What has the Ministry of Planning and Investment (MPI) been doing to accompany businesses and support their development?
|Deputy Minister of Planning and Investment Tran Duy Dong |
The MPI listens to all comments and recommendations from enterprises. We often organise meetings between state agencies and enterprises to find out if they are struggling, and collaborate with the Government Office to hold annual conferences for the prime minister and businesses.
Thereby, the ministry plays the pioneering role of proposing to the government and prime minister some policies to remove burdens on production and business, supporting enterprises to adapt and recover. These include various resolutions on tasks and solutions for dealing with difficulties in business operations, promoting disbursement in public investment, ensuring public order and safety during the pandemic, and generally supporting enterprises, cooperatives, and business households in these times.
We are conducting the role of standing agency of the two prime minister’s special working groups on removing difficulties for businesses and people, and policies on investment and business, as well as being the focal point to promote the implementation of supporting policies in line with the Law on Supporting Small- and Medium-Sized Enterprises (SMEs) and Decree No.80/2021/ND-CP on the elaboration of some articles of the law.

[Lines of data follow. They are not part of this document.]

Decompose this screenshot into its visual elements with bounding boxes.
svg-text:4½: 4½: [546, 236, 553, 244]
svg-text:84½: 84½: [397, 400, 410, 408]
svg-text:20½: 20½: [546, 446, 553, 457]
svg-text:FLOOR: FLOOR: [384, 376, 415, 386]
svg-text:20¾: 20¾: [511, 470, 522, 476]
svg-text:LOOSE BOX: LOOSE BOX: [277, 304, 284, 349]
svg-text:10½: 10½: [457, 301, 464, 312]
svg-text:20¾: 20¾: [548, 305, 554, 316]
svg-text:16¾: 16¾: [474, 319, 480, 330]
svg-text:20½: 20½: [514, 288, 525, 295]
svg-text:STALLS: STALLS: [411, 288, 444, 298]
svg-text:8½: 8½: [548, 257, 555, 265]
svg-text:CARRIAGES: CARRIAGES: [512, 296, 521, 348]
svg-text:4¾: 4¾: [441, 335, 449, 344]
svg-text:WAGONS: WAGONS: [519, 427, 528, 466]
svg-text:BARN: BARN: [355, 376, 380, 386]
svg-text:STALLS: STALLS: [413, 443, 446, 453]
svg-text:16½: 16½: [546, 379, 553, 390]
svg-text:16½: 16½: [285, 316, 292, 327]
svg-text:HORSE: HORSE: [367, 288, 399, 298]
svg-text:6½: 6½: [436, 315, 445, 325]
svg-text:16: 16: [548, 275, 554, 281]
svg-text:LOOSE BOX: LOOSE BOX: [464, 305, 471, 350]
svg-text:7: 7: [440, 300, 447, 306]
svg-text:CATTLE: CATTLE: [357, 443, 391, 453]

Additionally, we are directly collaborating with various associations from the United States, Japan, Singapore, and others, as well as the Vietnam Association of SMEs and technology giants such as VNPT, Amazon Global Selling, and Oracle to carry out assistance for such enterprises to overcome the woes of the health crisis. This is carried out by strengthening the links to the leading firms in supply chains, financial accessibility, and digital transformation. These moves match the demand and are timely for businesses to gain more motivation, becoming a foundation to maintain and stabilise production.
In order to support businesses to overcome difficulties and develop sustainably, what plans and programmes should the government provide to help them next year?
The MPI has submitted to the government a draft of the enterprise recovery programme with a number of specific solutions, These include supporting the improvement of the liquidity of businesses in the form of extending or delaying tax payment deadlines; exempting or reducing taxes and fees as well as cutting lending interest rates; and supporting interest rate compensation for businesses in industries strongly affected by the pandemic, and the key industries prioritised to become a driving force for the economy.
The draft programme also pays attention to supporting businesses in digital transformation, innovative startups that are applying science and technologies, labour restructuring, attracting and re-training workers, corporate and finance restructuring, and improving risk management.
Solutions to support SMEs have also been concretised and focused in Decree 80, which focuses on innovative startups, supporting enterprises participating in value chains, and applying digital transformation, sci-tech, and innovation.
Moreover, the ministry has also been directed to effectively implement activities of technical support projects for businesses.
To quickly overcome the main issues and seize opportunities, what should SMEs do to prepare?
Vietnamese SMEs, making up 98 per cent of all enterprises here, have low competitiveness and a weak ability to participate in global value chains. Most of them are still mainly developing, and have not improved much in quality.
The pandemic has also reduced their resilience, leading to the risk of disruptions of supply chains, labour chains, and large-scale production impacts. However, the pandemic also creates opportunities for businesses, especially in forming and developing new value chains and links, and emerging new business models and lines.
This is also an opportunity for Vietnamese businesses to recognise and re-test their true capacity, resilience, and adaptability to market issues, production restructuring, and strategic transformation.
In that context, enterprises need to actively innovate their production and business models, restructure enterprises in association with digital transformation, and improve the capacity and competitiveness of enterprises.
They must also actively restructure labour, pay more attention to training and re-training employees, become equipped with a modern and professional corporate governance, actively apply strong science and technology, create new value standards, and expand markets by participating in the global value chain.